FIGS. 4A and 4B show a tilted coil spring of the embodiment, wherein FIG. 4A is a longitudinal sectional view and FIG. 4B is a side view.

FIG. 5 is an explanatory diagram of a step of forming the inclined coil spring of the embodiment.

FIG. 6 is a vertical sectional side view of a forming step of the inclined coil spring of the embodiment.

FIG. 7 is an explanatory diagram of a step of forming the inclined coil spring of the embodiment.

FIG. 8 is an explanatory diagram of another forming step of the gradient coil spring of the embodiment.

FIG. 9 is a perspective view of a conventional electromagnetic shield member.

FIG. 10 is a perspective view of another two electromagnetic shield members of the conventional example.

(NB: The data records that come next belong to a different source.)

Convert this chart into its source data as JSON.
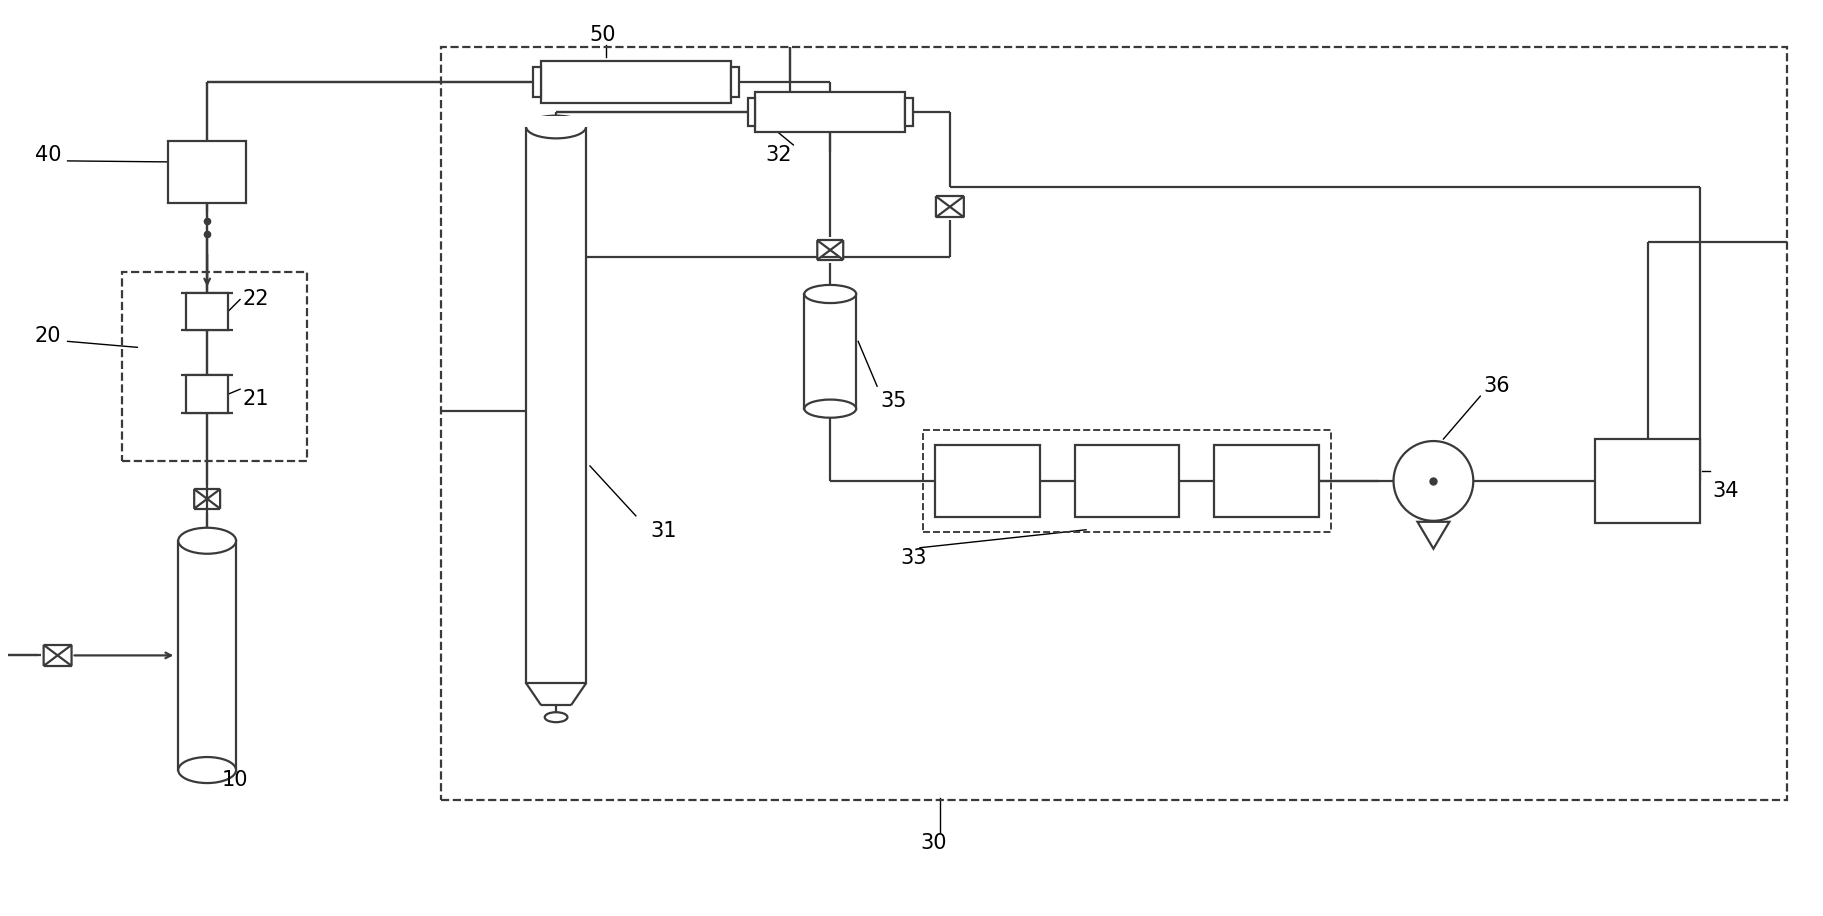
{
  "bg_color": "#ffffff",
  "line_color": "#3a3a3a",
  "lw": 1.6,
  "fig_width": 18.24,
  "fig_height": 9.16
}
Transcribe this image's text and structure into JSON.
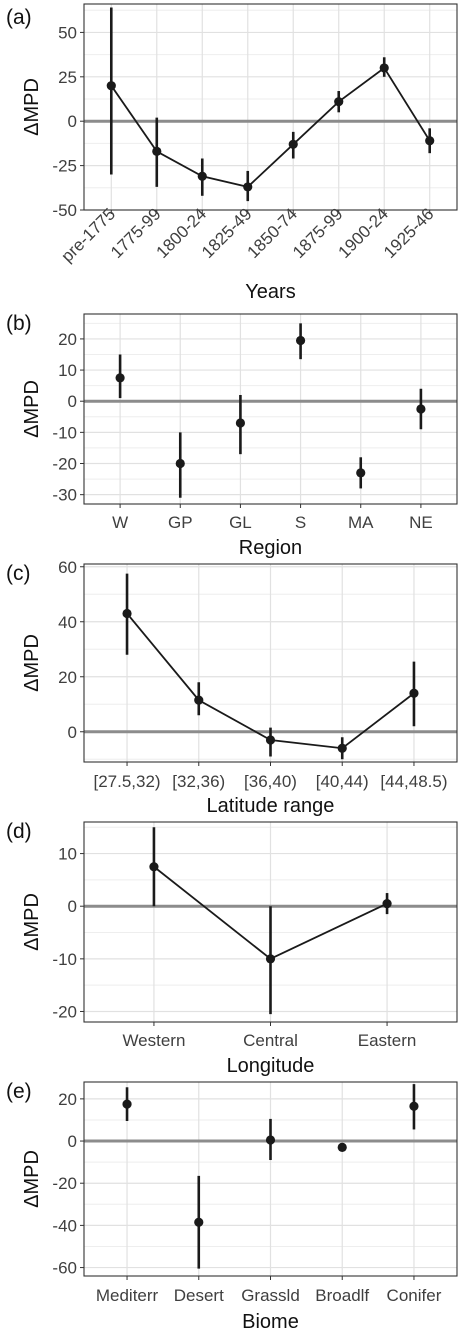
{
  "colors": {
    "background": "#ffffff",
    "major_grid": "#e1e1e1",
    "minor_grid": "#eeeeee",
    "panel_border": "#333333",
    "zero_line": "#8c8c8c",
    "points": "#1a1a1a",
    "tick_text": "#3f3f3f"
  },
  "chart_data": [
    {
      "panel_label": "(a)",
      "type": "line",
      "xlabel": "Years",
      "ylabel": "ΔMPD",
      "categories": [
        "pre-1775",
        "1775-99",
        "1800-24",
        "1825-49",
        "1850-74",
        "1875-99",
        "1900-24",
        "1925-46"
      ],
      "series": [
        {
          "values": [
            20,
            -17,
            -31,
            -37,
            -13,
            11,
            30,
            -11
          ],
          "lower": [
            -30,
            -37,
            -42,
            -45,
            -21,
            5,
            25,
            -18
          ],
          "upper": [
            64,
            2,
            -21,
            -28,
            -6,
            17,
            36,
            -4
          ]
        }
      ],
      "yticks": [
        -50,
        -25,
        0,
        25,
        50
      ],
      "ytick_labels": [
        "-50",
        "-25",
        "0",
        "25",
        "50"
      ],
      "ylim": [
        -50,
        66
      ],
      "line": true,
      "rotate_xticks": true,
      "grid": true,
      "legend": "none",
      "zero_line": 0
    },
    {
      "panel_label": "(b)",
      "type": "scatter",
      "xlabel": "Region",
      "ylabel": "ΔMPD",
      "categories": [
        "W",
        "GP",
        "GL",
        "S",
        "MA",
        "NE"
      ],
      "series": [
        {
          "values": [
            7.5,
            -20,
            -7,
            19.5,
            -23,
            -2.5
          ],
          "lower": [
            1,
            -31,
            -17,
            13.5,
            -28,
            -9
          ],
          "upper": [
            15,
            -10,
            2,
            25,
            -18,
            4
          ]
        }
      ],
      "yticks": [
        -30,
        -20,
        -10,
        0,
        10,
        20
      ],
      "ytick_labels": [
        "-30",
        "-20",
        "-10",
        "0",
        "10",
        "20"
      ],
      "ylim": [
        -33,
        28
      ],
      "line": false,
      "rotate_xticks": false,
      "grid": true,
      "legend": "none",
      "zero_line": 0
    },
    {
      "panel_label": "(c)",
      "type": "line",
      "xlabel": "Latitude range",
      "ylabel": "ΔMPD",
      "categories": [
        "[27.5,32)",
        "[32,36)",
        "[36,40)",
        "[40,44)",
        "[44,48.5)"
      ],
      "series": [
        {
          "values": [
            43,
            11.5,
            -3,
            -6,
            14
          ],
          "lower": [
            28,
            6,
            -9,
            -10,
            2
          ],
          "upper": [
            57.5,
            18,
            1.5,
            -2,
            25.5
          ]
        }
      ],
      "yticks": [
        0,
        20,
        40,
        60
      ],
      "ytick_labels": [
        "0",
        "20",
        "40",
        "60"
      ],
      "ylim": [
        -11,
        61
      ],
      "line": true,
      "rotate_xticks": false,
      "grid": true,
      "legend": "none",
      "zero_line": 0
    },
    {
      "panel_label": "(d)",
      "type": "line",
      "xlabel": "Longitude",
      "ylabel": "ΔMPD",
      "categories": [
        "Western",
        "Central",
        "Eastern"
      ],
      "series": [
        {
          "values": [
            7.5,
            -10,
            0.5
          ],
          "lower": [
            0,
            -20.5,
            -1.5
          ],
          "upper": [
            15,
            0,
            2.5
          ]
        }
      ],
      "yticks": [
        -20,
        -10,
        0,
        10
      ],
      "ytick_labels": [
        "-20",
        "-10",
        "0",
        "10"
      ],
      "ylim": [
        -22,
        16
      ],
      "line": true,
      "rotate_xticks": false,
      "grid": true,
      "legend": "none",
      "zero_line": 0
    },
    {
      "panel_label": "(e)",
      "type": "scatter",
      "xlabel": "Biome",
      "ylabel": "ΔMPD",
      "categories": [
        "Mediterr",
        "Desert",
        "Grassld",
        "Broadlf",
        "Conifer"
      ],
      "series": [
        {
          "values": [
            17.5,
            -38.5,
            0.5,
            -3,
            16.5
          ],
          "lower": [
            9.5,
            -60.5,
            -9,
            -4,
            5.5
          ],
          "upper": [
            25.5,
            -16.5,
            10.5,
            -2,
            27
          ]
        }
      ],
      "yticks": [
        -60,
        -40,
        -20,
        0,
        20
      ],
      "ytick_labels": [
        "-60",
        "-40",
        "-20",
        "0",
        "20"
      ],
      "ylim": [
        -64,
        28
      ],
      "line": false,
      "rotate_xticks": false,
      "grid": true,
      "legend": "none",
      "zero_line": 0
    }
  ]
}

[Description of Signs] 1 Vacuum container 2 Container body 3 Lid 5 Annular groove 6 O-ring (seal member) 7 Electromagnetic shield member 15 Inclined coil spring 16 Wire rod

──────────────────────────────────────────────────の Continued on the front page (51) Int.Cl. ⁷ Identification code FI Theme coat ゛ (Reference) H01L 21/3065 H05H 1/46 A H05H 1/46 H01L 21/302 C F-term (Reference) 3E084 AA02 AA05 AA12 AA22 AA23 AB10 BA01 CA01 CA03 CC01 CC02 FA09 GA08 GB12 HA04 HB08 HC02 HD01 JA20 4K030 FA01 KA10 KA30 KA32 KA45 5E321 AA03 BB44 CC09 GG05 5F004 BA04 BB29 BC01

Claims (6)

[Claims] 1. A vacuum processing apparatus, such as a plasma processing apparatus, which generates an electric field in a vacuum vessel and performs a process, for maintaining a vacuum state in the vacuum vessel at a joint between members constituting the vacuum vessel. A seal member and an electromagnetic shield member composed of an inclined coil spring in which a wire or a thin plate is wound so as to be substantially along an inclined surface with respect to a surface perpendicular to the coil axis are annularly arranged. A vacuum processing apparatus characterized in that: 2. A joining portion between members constituting a vacuum vessel, wherein an annular groove is formed in a joining surface of one member, and a joining surface of the other member is configured to cover an opening on the annular groove. 2. The vacuum processing apparatus according to claim 1, wherein inclined coil springs are continuously arranged in the inside. 3. A joint portion between members constituting a vacuum vessel, wherein a continuous or intermittent groove is formed annularly on a joint surface of one member, and a joint surface of the other member covers an opening on the groove. 2. The vacuum processing apparatus according to claim 1, wherein the inclined coil spring is intermittently arranged in the groove. 4. The winding inclination angle of the wire relative to the coil axis in the inclined coil spring is 10 ° to 60 °, preferably 30 °.
The vacuum processing apparatus according to any one of claims 1 to 3, wherein the angle is set to? 5. A joining portion between members constituting a housing, wherein a groove is formed in a ring shape continuously or intermittently with a joining surface of one member, and a joining surface of the other member covers an opening on the groove. An electromagnetic shield member composed of an inclined coil spring in which a wire or a thin strip is wound so as to be substantially along an inclined surface with respect to a surface perpendicular to the coil axis is disposed in the groove. An electromagnetic shielding device characterized by the above. 6. An inclined coil spring, wherein a wire or a thin strip is wound so as to be inclined substantially along a plane inclined with respect to a plane perpendicular to the coil axis.